C’est d’ailleurs cette relation entre l’apparence de distance et la proximité pourtant manifeste que traduit le travail ménager et domestique — très — faiblement rémunéré des femmes à l’extérieur du foyer, tel qu’exploré dans Aux marges de l’emploi Parcours de travailleuses domestiques québécoises 1950-2000 de Catherine Charron, recensé par Denyse Baillargeon. Une tension similaire apparait également lorsque ce que l’on retient du rôle peu connu des infirmières durant la Première Guerre Mondiale, à la lecture de l’article La Grande Guerre de Blanche-Olive Lavallée : le travail des infirmières dans les hôpitaux militaires canadiens au temps de la grippe espagnole de Véronique Dupuis, est confronté à la contextualisation du mépris paternaliste des gouvernements à l’endroit des infirmières québécoises en 2018. Alexandre Klein le montre bien dans son article À propos des relations entre infirmières, médecins et gouvernements. L’histoire de la commission Régnier (1962-1964), quelques semaines après le début d’une crise que tout laissait entrevoir et qui, finalement, n’a peut-être réellement surpris que par le traitement équitable des réactions du gouvernement et de la détresse de quelques 75 000 infirmières. En revenant sur le rôle central des infirmières dans la formation et dans la gestion du système de santé québécois, il met en évidence l’auxiliarisation et la minimisation du travail des femmes au cours des nombreuses mutations des rapports entre santé, économie et politique. Ces mutations genrées et racialisées qui contribuent à organiser les privilèges différemment cautionnés par les États et systèmes politiques, comme en discute Mireille Touzery en entretien avec Martin Robert, structurent non seulement l’organisation hiérarchique des institutions, mais également l’horizon normatif des sociétés. C’est ce que démontre finalement Mathieu Perron en retraçant l’histoire et les principes des différentes formes de montages taxation-prohibition s’agissant de produits de consommation qui renégocient les mœurs et habitudes au Québec.

 

De la pluralité, donc, à la complexité de la pluralité des histoires, expériences et savoirs invisibilisés. De la pluralité à la complexité des silences. Les connexions entre les nombreuses publications des derniers mois sur HistoireEngagée.ca, mais également entre ses précieuses collaborations et son fidèle lectorat en constante évolution, reflètent ainsi les intersections entre les différents processus historiques, entre les différentes relectures et réactivations et entre les nombreuses alternatives et possibilités créatives et transformatrices qui en émergent.
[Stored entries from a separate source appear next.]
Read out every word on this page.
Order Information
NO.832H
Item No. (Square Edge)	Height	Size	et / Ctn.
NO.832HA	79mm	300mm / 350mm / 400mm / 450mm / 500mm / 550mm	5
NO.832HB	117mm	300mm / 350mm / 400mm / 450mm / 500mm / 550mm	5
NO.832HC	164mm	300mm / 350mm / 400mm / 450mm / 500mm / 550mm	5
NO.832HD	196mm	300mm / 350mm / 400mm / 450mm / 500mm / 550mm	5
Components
Et c’est également le travail que les dossiers thématiques qui (re)verront le jour cet automne, Chroniques d’archives, Où sont les femmes? et Imaginations, existences et spatialités noires en (ré)émergences, poursuivront : un effort de dialogue entre les silences et les manières de les explorer, ainsi qu’une exploration des alternatives qui en émergent.


[1] Voir également ces articles de la plateforme ActiveHistory : http://activehistory.ca/2018/03/edward-cornwallis-public-memory-and-canadian-nationalism/ http://activehistory.ca/2018/08/memory-history-monuments-and-mennonites/

[2] Que l’on pense, par exemple, à l’influence du mouvement travailliste yiddish sur les premières organisations de travailleuses et travailleurs dans l’industrie de la confection, ou encore au cortège majoritairement juif de la première manifestation du 1er mai (1906).